O-Level Additional Math

danlim

Hi hope someone can help to solve this maths problem


Given that x2-y2=42
X+y=14
Calculate the value of

1) X-Y
2) x2+y2

X2 is actually x square and Y2 is y square

Skyed

danlim:

Hi hope someone can help to solve this maths problem


Given that x2-y2=42
X+y=14
Calculate the value of

1) X-Y
2) x2+y2

X2 is actually x square and Y2 is y square

(X2-y2) = (x-y)(x+y)
14(x-y) = 42
Therefore x-y = 3

(X-y)2 = x2 - 2xy + y2
(X+y)2 = x2 + 2xy + y2

Add both of the above together, you get 2x2 + 2y2 = 9 + 196 therefore X2 + y2 = 102.5

danlim

Skyed:

danlim:

Hi hope someone can help to solve this maths problem


Given that x2-y2=42
X+y=14
Calculate the value of

1) X-Y
2) x2+y2

X2 is actually x square and Y2 is y square

(X2-y2) = (x-y)(x+y)
14(x-y) = 42
Therefore x-y = 3


(X-y)2 = x2 - 2xy + y2
(X+y)2 = x2 + 2xy + y2

Add both of the above together, you get 2x2 + 2y2 = 9 + 196 therefore X2 + y2 = 102.5

Another question
When I use x=8,y=6
X+y=14
But x-y=2, why not 3?

koguma

danlim:

danlim:

Hi hope someone can help to solve this maths problem


Given that x2-y2=42
X+y=14
Calculate the value of

1) X-Y
2) x2+y2

X2 is actually x square and Y2 is y square

Another question
When I use x=8,y=6
X+y=14
But x-y=2, why not 3?

Hi, Just my thought.

I am not sure where you get x=8 and y=6, but I assume that you randomly use 2 numbers to check your answer.

In your question, there are 2 equations,
(1) x2-y2=42
(2) X+y=14

If you put the x=8 and y=6 into the 1st equation x2-y2=42, it does not add up to \"42\".

Although the values fit into the 2nd equation X+y=14, but since it does not fit into equation 1, the 2 values are not correct.

The value for x and y should fit into both equations, and should then fit into the 3rd equation (x-y=3).

From the ans provided by Skyed, you will get x = 8.5 and y = 5.5 .
You substitute this set into all 3 equations and you will get the correct ans.

nounou

deleted

nounou

Hi, need help on another Q. Kindly help. Thank you.


Evaluate 2012^2 - 2011^2 + 2010^2 - 2009^2 + ...
+ 4^2 - 3^2 + 2^2 - 1^2

:? :?:

:thankyou:

koguma

deleted

koguma

nounou:

Hi, need help on another Q. Kindly help. Thank you.


Evaluate (2012^2 - 2011^2) + (2010^2 - 2009^2) + ...
+ (4^2 - 3^2) + (2^2 - 1^2)

:? :?:

:thankyou:

Use this formulae : a^2 − b^2 = (a + b)(a − b)

2012^2 - 2011^2
= (2012+2011)(2012-2011)
= 2012+2011

2010^2 - 2009^2
= (2010+2009)(2010-2009)
= 2010+2009

4^2 - 3^2
= (4+3)(4-3)
= 4+3

2^2 - 1^2
= (2+1)(2-1)
= (2+1)

so you need to add 1+2+3+4 .... +2009+2010+2011+2012 to get the ans.

hopefully someone else can give a shorter working answer.

nounou

deleted

nounou

Hi, thank you very much for your help.
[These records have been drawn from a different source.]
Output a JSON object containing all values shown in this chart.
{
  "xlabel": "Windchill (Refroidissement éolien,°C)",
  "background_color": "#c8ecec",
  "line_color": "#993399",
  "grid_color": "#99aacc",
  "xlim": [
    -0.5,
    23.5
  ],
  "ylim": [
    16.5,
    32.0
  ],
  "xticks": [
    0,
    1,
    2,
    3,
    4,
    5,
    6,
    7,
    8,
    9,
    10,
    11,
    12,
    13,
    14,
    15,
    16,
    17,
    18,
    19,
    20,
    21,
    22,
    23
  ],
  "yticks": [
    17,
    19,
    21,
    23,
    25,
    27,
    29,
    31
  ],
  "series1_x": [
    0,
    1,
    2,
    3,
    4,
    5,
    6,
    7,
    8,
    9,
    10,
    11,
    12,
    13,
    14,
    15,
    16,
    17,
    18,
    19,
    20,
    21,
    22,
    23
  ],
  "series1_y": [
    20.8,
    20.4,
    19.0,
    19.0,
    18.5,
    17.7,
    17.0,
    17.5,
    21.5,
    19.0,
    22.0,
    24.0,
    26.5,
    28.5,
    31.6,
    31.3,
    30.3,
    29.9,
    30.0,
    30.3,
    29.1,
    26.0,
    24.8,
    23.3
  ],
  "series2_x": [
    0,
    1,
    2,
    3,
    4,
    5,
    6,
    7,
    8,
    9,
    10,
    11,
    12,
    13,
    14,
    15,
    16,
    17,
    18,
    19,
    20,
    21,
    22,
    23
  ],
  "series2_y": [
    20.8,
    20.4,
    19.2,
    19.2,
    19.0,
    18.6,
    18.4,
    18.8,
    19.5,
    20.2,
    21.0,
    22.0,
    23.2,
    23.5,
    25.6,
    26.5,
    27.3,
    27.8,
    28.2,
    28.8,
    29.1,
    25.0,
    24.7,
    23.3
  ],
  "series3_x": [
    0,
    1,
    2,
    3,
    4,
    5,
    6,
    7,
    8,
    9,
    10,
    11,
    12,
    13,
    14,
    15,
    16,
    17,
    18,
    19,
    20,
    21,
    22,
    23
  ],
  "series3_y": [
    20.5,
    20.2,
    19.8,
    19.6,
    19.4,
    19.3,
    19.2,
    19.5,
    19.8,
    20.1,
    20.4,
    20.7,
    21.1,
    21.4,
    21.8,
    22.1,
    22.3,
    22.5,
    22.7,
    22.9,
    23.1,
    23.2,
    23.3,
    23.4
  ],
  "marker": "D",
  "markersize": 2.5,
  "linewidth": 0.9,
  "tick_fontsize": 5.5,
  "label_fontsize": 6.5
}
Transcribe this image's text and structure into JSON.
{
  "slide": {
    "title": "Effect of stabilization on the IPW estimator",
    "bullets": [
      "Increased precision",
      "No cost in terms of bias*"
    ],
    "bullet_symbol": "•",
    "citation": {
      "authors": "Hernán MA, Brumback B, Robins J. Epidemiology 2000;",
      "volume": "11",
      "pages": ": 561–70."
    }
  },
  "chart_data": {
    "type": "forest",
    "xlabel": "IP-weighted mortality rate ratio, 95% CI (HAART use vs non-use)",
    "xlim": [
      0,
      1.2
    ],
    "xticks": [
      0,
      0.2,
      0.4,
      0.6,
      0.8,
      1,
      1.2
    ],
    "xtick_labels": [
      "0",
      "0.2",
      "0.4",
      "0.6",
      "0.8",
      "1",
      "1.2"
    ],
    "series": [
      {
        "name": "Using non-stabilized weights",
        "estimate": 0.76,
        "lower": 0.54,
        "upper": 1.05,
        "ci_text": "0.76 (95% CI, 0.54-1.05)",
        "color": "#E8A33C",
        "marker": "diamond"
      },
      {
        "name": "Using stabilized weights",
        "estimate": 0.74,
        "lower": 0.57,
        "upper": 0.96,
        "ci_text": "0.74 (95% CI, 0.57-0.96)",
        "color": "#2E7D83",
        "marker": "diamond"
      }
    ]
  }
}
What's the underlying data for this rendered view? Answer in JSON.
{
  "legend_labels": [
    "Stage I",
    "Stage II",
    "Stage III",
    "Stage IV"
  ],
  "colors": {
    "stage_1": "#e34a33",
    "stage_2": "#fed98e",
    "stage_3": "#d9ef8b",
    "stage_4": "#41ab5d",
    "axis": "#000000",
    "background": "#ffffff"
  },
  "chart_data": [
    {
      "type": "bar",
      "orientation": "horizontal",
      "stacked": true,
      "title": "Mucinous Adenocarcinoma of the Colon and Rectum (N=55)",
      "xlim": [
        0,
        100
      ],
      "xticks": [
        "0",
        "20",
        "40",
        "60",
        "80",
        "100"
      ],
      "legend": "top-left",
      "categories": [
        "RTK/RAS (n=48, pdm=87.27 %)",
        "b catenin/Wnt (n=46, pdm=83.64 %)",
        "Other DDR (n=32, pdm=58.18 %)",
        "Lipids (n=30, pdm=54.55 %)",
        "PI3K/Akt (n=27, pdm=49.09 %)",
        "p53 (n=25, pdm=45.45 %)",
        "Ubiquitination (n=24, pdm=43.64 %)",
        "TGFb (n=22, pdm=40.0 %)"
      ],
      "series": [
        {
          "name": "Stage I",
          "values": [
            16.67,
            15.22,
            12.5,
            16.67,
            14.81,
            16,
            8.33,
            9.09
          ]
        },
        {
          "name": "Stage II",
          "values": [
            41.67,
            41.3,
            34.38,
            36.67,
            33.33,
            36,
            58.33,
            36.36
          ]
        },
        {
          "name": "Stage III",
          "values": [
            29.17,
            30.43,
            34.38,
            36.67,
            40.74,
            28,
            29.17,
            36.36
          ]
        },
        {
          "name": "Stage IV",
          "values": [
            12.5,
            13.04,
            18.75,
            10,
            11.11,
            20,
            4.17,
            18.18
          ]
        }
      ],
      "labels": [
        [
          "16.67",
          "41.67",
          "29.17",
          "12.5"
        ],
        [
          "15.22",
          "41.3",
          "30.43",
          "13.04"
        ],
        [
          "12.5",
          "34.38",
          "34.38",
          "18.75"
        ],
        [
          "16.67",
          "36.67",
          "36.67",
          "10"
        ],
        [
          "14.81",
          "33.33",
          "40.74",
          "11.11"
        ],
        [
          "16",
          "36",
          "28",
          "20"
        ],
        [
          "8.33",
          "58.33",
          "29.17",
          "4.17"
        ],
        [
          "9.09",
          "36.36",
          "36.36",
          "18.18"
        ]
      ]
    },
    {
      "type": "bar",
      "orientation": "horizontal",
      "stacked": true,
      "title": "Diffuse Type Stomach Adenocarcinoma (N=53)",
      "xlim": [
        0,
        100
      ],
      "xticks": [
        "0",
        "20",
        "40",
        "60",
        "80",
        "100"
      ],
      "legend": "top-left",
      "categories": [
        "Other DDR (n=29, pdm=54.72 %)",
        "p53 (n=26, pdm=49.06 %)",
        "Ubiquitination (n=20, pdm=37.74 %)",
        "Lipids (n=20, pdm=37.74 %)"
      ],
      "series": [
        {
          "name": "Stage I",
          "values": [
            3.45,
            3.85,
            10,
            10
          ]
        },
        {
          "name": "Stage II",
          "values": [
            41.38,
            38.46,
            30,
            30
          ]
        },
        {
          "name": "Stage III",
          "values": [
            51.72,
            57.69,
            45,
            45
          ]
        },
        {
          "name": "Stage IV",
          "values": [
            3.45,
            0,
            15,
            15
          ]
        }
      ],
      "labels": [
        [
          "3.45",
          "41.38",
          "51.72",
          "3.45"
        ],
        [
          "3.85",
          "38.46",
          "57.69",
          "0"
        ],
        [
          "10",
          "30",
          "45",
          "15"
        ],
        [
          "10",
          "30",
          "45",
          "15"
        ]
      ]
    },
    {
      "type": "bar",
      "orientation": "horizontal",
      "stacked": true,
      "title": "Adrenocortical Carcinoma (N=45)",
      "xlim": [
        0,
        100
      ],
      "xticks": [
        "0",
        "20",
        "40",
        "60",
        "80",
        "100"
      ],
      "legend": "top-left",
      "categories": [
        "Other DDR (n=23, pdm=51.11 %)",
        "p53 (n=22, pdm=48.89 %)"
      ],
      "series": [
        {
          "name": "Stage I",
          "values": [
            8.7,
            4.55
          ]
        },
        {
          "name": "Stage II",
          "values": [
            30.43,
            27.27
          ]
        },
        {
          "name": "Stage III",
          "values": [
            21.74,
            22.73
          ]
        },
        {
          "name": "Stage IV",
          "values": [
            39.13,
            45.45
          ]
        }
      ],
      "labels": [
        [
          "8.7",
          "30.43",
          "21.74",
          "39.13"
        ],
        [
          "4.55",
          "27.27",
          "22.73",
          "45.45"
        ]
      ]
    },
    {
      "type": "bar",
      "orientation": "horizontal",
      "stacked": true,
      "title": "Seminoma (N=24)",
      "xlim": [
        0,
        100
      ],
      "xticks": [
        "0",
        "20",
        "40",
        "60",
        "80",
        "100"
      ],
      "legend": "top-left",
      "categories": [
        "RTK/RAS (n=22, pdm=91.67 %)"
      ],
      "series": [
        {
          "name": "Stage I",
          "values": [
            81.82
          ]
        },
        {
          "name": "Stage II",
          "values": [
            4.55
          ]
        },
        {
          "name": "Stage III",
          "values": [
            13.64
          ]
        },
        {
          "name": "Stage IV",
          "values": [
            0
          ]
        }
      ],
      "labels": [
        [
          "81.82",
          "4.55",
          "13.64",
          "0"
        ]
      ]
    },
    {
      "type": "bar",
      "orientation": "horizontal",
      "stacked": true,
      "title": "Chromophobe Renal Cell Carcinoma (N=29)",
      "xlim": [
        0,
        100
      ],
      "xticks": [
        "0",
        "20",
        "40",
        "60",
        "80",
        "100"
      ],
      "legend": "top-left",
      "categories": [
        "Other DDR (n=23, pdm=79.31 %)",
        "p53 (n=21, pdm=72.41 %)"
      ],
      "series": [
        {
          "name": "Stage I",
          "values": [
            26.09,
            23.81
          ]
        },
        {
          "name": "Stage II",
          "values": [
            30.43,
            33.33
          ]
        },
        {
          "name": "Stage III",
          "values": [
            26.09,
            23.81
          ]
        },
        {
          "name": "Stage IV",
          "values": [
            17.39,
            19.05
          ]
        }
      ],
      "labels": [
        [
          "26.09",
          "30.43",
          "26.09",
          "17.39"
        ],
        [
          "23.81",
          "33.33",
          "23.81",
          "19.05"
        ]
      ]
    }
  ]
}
I understand your workings.


Q: how to find 1+2+3+4 .... +2009+2010+2011+2012 ???? :?:

Please help. :thankyou: :lovesite:

koguma:

nounou:

Hi, need help on another Q. Kindly help. Thank you.

Evaluate (2012^2 - 2011^2) + (2010^2 - 2009^2) + ...
+ (4^2 - 3^2) + (2^2 - 1^2)

:? :?:

:thankyou:

Use this formulae : a^2 − b^2 = (a + b)(a − b)

2012^2 - 2011^2
= (2012+2011)(2012-2011)
= 2012+2011

2010^2 - 2009^2
= (2010+2009)(2010-2009)
= 2010+2009

4^2 - 3^2
= (4+3)(4-3)
= 4+3

2^2 - 1^2
= (2+1)(2-1)
= (2+1)

so you need to add 1+2+3+4 .... +2009+2010+2011+2012 to get the ans.

hopefully someone else can give a shorter working answer.